Of course there is diversity, fascinating diversity, but only on the outskirts of the community.
The personal web is fascinating, because people are fascinating. Never before have we been privy to so many insignificant details of so many unfamous people.
I think I have become boring. I’ve spent too much time tracking statistics, living up to the meaningless ideals of others, and pontificating on matters of no importance. When I should have been writing about lighthouses.
What do I write about on my weblog? Design, muffins, South Africa , my deck, the weather in Cleveland, Virginia Tech football, peace instead of war. A bunch of stuff. Some bits of it have interest to a larger group than other bits.
Is my weblog boring? Probably. Except to those people who are interested in that specific subject at that specific moment. And maybe a few friends who stick it out no matter how dull it really is.
Am I boring because I talk about weblogs sometimes? Definitely! Yet these posts are what get the most flow. Occasionally, my somewhat diverse, somewhat on the fringe weblog delves into the current meat of weblogs – which is talking about weblogs. And a bunch of people I don’t know – or know only through their own weblogs – come visit.
I hope, over time, that this weblog builds up a composite picture of me that has some real relationship to who I really am. I hope that my writing improves, my audience grows, my weblog tool (Manila) improves, that I post more often and more meaningfully, and that my site becomes a place where many people visit to learn and interact.
But I’m in it for the long haul. I’m happy enough with the technology I’ve chosen (and hoping it improves, along with my use of it). I’m building a history of postings that goes back a couple years (even if it is hard to get to at times).
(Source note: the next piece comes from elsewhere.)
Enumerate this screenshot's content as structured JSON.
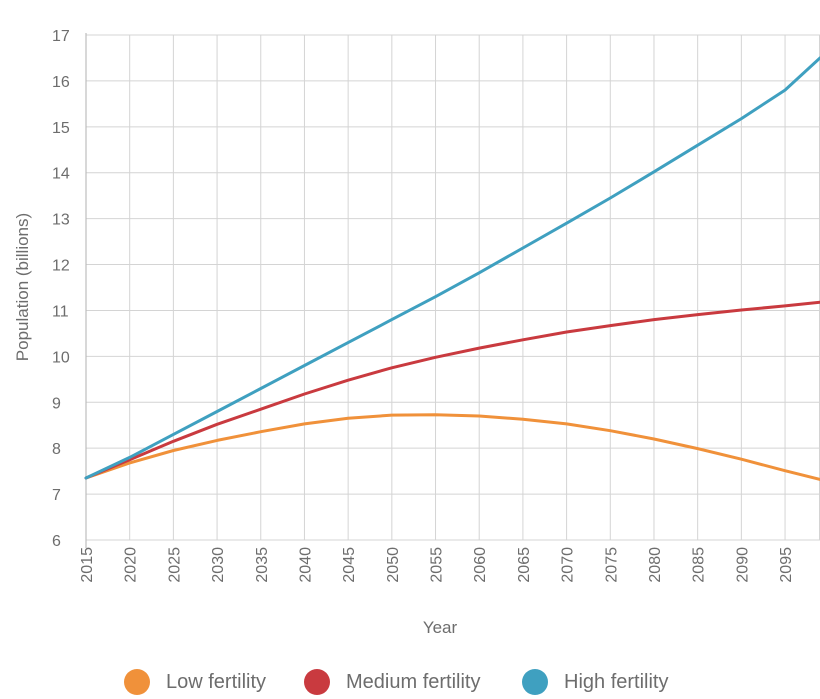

I’m not just talking about weblogs all the time.
I admit that I sometimes feel a bit jealous of those of you who have weblogs that have high enough traffic that you have to pay your ISP extra each month. But I’m certainly glad that I’m not a weblog technology/scripting author. I hope the diversity and the distance to the fringe grows.
I hope you – whoever you are – find this site interesting… at least once. And if you stick around or visit more often, I hope you get to know me a bit. And maybe even get in touch.